Fig.8. Codon quality distribution
Fig.9. Optimized codon quality distribution
The histograms show the percentage of sequence codons which fall into a certain quality class. The quality value of the most frequently used codon for a given amino acid in the desired expression system is set to 100, the remaining codons are scaled accordingly (see also Sharp, P.M., Li, W.H., Nucleic Acids Res. 15 (3),1987).
Fig.10. Codon quality plot
Fig.11. Optimized codon quality plot
The plots show the quality of the used codon at the indicated codon position.
References
- [1] Hwang Hee Jin,Lee Sang Yup,Lee Pyung Cheon.

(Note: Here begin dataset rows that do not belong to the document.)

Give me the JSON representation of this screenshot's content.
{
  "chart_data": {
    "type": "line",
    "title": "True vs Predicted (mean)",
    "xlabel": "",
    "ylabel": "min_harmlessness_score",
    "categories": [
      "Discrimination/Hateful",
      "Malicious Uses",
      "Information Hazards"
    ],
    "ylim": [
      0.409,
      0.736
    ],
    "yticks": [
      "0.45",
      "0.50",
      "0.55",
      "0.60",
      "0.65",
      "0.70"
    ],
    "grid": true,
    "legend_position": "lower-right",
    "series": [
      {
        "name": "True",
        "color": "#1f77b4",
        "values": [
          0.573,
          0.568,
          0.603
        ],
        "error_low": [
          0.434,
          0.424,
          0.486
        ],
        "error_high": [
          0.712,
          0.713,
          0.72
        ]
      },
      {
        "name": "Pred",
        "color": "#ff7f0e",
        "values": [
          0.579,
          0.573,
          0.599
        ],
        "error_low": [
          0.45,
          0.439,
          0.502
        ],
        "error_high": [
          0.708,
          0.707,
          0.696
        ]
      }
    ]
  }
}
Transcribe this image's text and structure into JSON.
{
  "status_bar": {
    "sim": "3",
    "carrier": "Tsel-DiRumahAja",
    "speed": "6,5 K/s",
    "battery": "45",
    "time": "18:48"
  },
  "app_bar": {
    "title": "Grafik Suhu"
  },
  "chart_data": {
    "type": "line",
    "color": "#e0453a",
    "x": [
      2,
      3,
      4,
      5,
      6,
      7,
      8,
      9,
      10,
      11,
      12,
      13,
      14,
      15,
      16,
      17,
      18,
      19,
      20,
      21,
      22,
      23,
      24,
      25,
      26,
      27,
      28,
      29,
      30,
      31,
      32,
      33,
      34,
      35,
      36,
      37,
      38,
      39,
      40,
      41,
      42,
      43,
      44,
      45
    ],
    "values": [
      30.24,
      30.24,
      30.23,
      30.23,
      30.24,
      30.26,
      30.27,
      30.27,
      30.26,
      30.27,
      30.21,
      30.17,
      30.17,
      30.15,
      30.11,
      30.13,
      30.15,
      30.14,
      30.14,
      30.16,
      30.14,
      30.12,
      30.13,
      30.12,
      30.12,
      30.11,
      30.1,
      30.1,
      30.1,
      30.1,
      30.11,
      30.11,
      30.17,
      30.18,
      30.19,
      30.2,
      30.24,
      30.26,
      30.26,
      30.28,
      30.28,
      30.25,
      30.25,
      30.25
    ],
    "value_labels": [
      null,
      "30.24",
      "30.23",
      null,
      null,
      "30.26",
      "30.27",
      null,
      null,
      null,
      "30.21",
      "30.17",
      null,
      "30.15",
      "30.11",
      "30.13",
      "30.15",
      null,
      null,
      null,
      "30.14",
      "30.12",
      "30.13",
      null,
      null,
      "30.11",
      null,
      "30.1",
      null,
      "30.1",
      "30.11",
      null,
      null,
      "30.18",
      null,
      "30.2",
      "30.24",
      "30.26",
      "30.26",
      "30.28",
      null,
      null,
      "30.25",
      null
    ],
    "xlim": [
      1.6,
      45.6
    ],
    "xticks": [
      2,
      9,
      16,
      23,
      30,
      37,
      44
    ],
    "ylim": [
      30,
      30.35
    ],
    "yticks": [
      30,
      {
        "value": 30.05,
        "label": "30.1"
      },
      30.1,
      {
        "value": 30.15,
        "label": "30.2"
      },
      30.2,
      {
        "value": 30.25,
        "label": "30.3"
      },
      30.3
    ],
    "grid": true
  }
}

Engineering and application of synthetic nar promoter for fine-tuning the expression of metabolic pathway genes in Escherichia coli [J]. Biotechnology for biofuels,2018,11.
- [2] Wang Xi, Lu Wenliang, Yao Mingze, et al. Heterologous expression and purification of the phytase phy (ycD) gene from Bacillus subtilis in Escherichia coli [J]. Applied and Environmental Biology,2014,20(02):295-299.
- [3] Carrier T A , Keasling J D. Library of Synthetic 5' Secondary Structures To Manipulate mRNA Stability in Escherichia coli[J]. Biotechnology Progress, 2010,15(1):58-64.